La Rai questa volta non se la caverà a buon mercato. Le manifestazioni e gli scontri sotto le sue sedi in molte città (con le manganellate della polizia a Napoli, Torino, Bologna) che erano state convocate per denunciarne il servilismo verso Israele e il negazionismo verso il genocidio dei palestinesi in corso a Gaza, alla fine hanno prodotto un sussulto anche da parte di una quota di giornalisti e di dipendenti dell'azienda.
“Siamo dipendenti della RAI. Le parole dell’Ad Roberto Sergio, pronunciate per mezzo di Mara Venier nell’edizione sanremese di Domenica IN, segnano un punto di svolta inquietante tanto nel metodo quanto nel merito”. Il Comitato di Redazione dei dipendenti RAI ha reso pubblico un comunicato contro l’Amministratore Delegato dell’azienda Roberto Sergio, il quale, in seguito agli appelli per il «cessate il fuoco» e lo «stop al genocidio» a Gaza lanciati rispettivamente dal cantante Dargen e dal rapper Ghali dal palco del Teatro Ariston e la conseguente presa di posizione contro il Festival da parte dell’ambasciatore israeliano Alon Bar, domenica scorsa aveva scritto e fatto leggere in diretta alla conduttrice Mara Venier una nota per esprimere una “sentita e convinta solidarietà al popolo di Israele ed alla comunità ebraica”. Una ingerenza e un servilismo di troppo per i lavoratori dell’azienda.
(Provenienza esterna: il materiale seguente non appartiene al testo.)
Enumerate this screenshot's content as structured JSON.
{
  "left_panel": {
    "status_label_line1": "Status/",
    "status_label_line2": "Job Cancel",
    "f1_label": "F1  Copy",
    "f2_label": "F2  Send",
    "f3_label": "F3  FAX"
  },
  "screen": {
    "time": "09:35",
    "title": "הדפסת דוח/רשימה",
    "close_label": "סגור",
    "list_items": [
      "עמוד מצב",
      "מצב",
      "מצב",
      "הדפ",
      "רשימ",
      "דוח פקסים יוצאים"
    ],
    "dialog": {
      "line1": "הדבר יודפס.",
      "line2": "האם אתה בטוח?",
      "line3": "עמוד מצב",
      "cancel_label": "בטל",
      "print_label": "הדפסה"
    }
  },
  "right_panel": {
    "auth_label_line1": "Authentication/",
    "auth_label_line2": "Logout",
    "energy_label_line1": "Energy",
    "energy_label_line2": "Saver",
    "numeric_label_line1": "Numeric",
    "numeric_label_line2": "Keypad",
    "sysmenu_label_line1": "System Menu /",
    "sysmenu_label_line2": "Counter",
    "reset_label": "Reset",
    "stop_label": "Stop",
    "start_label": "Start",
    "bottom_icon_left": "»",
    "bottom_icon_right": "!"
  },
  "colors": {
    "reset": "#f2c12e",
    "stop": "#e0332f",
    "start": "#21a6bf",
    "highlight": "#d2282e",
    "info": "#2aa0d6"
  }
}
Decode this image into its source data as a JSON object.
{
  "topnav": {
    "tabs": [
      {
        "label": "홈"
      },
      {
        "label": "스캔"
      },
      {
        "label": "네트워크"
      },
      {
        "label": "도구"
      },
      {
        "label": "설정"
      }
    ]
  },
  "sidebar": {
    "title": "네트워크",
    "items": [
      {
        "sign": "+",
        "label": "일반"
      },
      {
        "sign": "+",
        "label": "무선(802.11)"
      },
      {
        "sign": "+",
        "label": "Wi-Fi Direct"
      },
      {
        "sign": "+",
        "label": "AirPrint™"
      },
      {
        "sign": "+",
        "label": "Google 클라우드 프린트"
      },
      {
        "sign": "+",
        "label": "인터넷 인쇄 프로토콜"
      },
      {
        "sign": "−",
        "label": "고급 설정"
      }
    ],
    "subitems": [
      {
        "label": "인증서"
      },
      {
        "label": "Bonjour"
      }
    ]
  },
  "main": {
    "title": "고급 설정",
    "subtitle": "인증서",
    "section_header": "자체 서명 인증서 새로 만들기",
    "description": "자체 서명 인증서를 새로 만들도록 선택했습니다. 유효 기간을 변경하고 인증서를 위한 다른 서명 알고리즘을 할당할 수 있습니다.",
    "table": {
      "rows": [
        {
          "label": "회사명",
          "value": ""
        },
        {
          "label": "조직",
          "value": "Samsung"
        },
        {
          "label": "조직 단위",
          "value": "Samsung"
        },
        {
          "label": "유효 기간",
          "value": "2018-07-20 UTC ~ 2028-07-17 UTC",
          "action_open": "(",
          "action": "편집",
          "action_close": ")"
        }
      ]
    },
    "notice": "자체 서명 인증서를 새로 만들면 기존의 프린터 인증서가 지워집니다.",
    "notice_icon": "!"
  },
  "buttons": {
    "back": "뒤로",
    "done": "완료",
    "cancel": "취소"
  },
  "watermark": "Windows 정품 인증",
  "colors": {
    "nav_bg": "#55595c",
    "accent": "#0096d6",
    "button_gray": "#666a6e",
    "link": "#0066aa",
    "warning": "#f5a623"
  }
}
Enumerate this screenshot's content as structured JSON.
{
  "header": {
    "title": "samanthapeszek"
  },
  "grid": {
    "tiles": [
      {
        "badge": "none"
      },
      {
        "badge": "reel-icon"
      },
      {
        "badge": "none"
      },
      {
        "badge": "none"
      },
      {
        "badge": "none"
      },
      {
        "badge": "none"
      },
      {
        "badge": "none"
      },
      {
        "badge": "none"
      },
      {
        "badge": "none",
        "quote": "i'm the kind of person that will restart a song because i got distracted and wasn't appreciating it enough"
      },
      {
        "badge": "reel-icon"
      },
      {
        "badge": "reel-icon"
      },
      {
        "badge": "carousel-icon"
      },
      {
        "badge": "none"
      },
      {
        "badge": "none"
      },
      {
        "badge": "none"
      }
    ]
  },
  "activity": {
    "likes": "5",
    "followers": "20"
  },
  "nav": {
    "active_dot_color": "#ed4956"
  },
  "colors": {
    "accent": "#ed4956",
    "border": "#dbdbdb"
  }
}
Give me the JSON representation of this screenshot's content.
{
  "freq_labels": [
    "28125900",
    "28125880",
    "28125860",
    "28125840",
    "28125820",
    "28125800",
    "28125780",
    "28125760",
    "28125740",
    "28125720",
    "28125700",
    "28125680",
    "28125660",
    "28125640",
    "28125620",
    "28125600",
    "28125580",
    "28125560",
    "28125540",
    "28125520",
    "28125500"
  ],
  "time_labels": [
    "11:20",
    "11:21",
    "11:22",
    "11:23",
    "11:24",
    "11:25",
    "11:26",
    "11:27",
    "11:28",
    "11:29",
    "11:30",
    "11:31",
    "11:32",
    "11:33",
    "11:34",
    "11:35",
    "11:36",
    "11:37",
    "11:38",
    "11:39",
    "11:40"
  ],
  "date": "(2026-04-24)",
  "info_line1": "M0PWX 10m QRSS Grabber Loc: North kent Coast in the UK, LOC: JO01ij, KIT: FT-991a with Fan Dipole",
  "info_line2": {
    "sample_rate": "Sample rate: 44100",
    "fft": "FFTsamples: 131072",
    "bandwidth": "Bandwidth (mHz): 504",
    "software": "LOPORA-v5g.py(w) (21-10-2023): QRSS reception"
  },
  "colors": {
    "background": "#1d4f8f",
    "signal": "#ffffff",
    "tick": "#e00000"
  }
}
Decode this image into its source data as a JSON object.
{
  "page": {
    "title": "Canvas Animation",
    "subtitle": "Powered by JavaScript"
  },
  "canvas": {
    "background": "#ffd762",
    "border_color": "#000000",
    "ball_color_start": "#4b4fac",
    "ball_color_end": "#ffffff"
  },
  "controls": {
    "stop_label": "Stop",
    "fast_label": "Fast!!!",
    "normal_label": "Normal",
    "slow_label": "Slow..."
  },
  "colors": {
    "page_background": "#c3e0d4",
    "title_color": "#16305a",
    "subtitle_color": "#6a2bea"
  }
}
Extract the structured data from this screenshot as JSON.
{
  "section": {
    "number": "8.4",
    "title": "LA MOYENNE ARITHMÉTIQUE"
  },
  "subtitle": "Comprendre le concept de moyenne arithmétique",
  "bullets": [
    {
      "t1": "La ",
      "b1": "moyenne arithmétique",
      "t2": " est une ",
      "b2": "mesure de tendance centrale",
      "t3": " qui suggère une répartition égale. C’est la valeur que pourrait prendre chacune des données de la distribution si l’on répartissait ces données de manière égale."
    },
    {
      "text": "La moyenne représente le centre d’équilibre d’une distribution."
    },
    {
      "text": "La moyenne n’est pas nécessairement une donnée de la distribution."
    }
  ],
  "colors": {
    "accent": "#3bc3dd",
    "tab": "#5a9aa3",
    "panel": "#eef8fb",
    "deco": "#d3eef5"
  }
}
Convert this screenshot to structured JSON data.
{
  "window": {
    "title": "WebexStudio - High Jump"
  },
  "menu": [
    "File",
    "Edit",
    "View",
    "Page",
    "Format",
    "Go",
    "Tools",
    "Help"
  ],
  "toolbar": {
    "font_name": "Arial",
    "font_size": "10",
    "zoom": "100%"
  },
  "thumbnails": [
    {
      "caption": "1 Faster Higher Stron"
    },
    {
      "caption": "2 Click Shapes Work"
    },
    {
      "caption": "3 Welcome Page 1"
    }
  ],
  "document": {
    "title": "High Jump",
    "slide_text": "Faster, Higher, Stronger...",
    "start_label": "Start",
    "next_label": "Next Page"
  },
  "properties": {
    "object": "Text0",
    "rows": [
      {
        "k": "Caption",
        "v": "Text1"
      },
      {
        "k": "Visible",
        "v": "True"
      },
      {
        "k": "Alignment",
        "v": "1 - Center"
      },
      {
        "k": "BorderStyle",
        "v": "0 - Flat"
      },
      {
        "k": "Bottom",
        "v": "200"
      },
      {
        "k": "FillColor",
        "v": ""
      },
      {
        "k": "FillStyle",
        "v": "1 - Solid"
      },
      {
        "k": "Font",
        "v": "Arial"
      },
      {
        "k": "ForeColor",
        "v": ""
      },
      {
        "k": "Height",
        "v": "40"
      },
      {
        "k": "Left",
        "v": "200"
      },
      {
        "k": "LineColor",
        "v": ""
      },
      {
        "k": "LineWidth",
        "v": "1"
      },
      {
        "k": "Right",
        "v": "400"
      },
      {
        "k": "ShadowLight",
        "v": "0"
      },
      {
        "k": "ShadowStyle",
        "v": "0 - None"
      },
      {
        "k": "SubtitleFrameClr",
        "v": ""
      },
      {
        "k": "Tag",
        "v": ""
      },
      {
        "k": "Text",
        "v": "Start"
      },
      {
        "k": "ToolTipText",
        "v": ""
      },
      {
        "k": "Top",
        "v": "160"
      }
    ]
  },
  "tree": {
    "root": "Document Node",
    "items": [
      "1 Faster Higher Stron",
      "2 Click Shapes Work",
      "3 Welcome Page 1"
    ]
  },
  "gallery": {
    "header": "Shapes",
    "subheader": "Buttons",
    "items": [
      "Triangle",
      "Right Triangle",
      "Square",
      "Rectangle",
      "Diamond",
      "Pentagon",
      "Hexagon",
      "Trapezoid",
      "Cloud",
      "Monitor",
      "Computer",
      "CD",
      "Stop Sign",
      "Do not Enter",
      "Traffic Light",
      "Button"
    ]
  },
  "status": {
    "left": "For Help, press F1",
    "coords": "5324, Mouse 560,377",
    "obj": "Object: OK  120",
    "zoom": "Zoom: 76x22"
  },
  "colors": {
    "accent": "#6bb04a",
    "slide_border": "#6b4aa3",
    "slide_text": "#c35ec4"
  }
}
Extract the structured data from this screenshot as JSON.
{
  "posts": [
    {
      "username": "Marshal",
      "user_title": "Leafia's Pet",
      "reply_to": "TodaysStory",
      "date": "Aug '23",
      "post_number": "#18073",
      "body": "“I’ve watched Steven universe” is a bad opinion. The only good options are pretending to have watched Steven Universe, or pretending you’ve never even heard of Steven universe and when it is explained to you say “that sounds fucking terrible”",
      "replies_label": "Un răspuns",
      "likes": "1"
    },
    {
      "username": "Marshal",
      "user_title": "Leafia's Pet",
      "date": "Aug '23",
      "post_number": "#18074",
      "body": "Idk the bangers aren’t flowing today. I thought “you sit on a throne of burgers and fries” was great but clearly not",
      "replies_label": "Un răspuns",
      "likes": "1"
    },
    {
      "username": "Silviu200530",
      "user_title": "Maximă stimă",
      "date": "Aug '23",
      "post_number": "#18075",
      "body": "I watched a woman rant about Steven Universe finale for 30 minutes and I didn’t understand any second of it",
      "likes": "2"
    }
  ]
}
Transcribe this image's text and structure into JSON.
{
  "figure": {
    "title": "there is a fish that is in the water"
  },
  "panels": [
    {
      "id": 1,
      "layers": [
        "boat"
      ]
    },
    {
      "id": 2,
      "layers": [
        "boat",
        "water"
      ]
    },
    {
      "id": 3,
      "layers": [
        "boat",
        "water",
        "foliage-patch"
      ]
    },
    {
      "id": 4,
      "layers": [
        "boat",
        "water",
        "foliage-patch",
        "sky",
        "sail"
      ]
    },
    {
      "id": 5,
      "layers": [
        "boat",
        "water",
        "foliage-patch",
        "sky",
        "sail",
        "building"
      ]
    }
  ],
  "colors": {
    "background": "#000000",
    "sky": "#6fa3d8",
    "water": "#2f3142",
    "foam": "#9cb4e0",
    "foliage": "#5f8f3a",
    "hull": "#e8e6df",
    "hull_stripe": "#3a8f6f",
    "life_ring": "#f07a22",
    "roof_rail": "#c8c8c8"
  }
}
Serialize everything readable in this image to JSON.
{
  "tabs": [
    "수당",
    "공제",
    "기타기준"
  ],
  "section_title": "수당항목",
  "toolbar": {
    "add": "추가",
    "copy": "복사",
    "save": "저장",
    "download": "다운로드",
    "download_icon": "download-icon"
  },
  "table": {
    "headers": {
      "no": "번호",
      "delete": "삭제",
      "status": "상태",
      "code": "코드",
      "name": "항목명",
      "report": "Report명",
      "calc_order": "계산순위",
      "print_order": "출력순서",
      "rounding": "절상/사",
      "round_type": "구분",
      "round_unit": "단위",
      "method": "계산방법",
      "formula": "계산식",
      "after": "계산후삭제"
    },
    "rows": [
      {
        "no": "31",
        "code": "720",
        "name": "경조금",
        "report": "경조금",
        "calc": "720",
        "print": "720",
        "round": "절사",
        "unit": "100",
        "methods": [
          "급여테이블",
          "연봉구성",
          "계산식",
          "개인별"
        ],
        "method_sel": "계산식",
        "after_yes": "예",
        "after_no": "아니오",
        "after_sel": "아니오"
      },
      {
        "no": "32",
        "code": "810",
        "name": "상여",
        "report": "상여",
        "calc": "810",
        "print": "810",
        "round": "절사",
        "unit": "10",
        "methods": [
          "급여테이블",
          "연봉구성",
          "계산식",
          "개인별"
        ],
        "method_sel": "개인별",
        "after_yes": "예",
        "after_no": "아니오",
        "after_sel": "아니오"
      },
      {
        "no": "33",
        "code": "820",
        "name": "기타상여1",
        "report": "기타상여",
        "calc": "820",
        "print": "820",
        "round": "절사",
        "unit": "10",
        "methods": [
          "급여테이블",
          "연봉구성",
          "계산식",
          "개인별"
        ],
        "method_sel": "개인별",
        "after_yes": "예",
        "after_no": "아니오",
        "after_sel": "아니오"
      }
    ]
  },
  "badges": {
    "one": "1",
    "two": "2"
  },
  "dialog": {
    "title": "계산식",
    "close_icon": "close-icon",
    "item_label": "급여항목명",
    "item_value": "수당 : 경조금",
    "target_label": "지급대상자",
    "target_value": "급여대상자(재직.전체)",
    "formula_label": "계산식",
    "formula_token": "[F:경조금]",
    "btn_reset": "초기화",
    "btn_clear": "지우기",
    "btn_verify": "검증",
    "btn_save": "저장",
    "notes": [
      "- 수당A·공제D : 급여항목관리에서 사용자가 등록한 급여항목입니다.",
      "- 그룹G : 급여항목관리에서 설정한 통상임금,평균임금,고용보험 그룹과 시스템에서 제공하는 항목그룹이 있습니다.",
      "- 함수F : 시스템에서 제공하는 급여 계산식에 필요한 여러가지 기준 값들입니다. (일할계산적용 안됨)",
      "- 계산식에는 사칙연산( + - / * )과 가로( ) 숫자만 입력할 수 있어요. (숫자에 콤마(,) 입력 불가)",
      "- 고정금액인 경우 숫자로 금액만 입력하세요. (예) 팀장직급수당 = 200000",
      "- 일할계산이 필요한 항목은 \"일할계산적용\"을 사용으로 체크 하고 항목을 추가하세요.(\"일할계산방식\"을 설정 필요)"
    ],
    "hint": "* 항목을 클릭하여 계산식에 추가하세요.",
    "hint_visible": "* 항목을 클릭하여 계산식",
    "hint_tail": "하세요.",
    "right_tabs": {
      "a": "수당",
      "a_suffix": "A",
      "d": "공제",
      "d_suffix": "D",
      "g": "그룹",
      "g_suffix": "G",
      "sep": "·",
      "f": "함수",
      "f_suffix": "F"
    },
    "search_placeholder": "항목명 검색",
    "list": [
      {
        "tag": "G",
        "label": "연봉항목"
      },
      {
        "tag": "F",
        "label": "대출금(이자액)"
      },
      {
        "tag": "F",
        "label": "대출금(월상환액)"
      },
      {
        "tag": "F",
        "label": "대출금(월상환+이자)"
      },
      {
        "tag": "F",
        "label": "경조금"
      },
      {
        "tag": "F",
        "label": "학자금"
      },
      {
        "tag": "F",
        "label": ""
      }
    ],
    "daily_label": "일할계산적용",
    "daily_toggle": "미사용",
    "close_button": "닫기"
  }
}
“La RAI che sogniamo – spiega il comunicato – non risponde ai diktat dei governi, ne’ quello italiano ne’ tantomeno governi stranieri. Non è proprietà dei suoi alti dirigenti, ne’ di ministri o partiti politici”.
“La RAI che desideriamo non ha bisogno di essere difesa da un cordone di polizia in tenuta antisommossa. Apre invece le porte a tutte e tutti, ascolta, perchè è permeabile a ciò che si muove nella società. Davanti alle sedi della RAI non dovrebbero esserci scontri, ma solo incontri” – è scritto nel comunicato, il quale sottolinea che “L’informazione della RAI che vogliamo è fatta dai suoi giornalisti, professionisti liberi e indipendenti, che rispondono solo ai telespettatori. Non si fa dettare veline dalla politica e dal governo. Neppure dall’editore, che nelle aziende editoriali non può mai decidere sui contenuti. Non prende posizione, persegue il diritto alla verità, non nasconde ciò che il potere vorrebbe celare, stimola il dibattito fornendo strumenti di conoscenza della realtà”.
Chi ha detto che le manifestazioni non servono?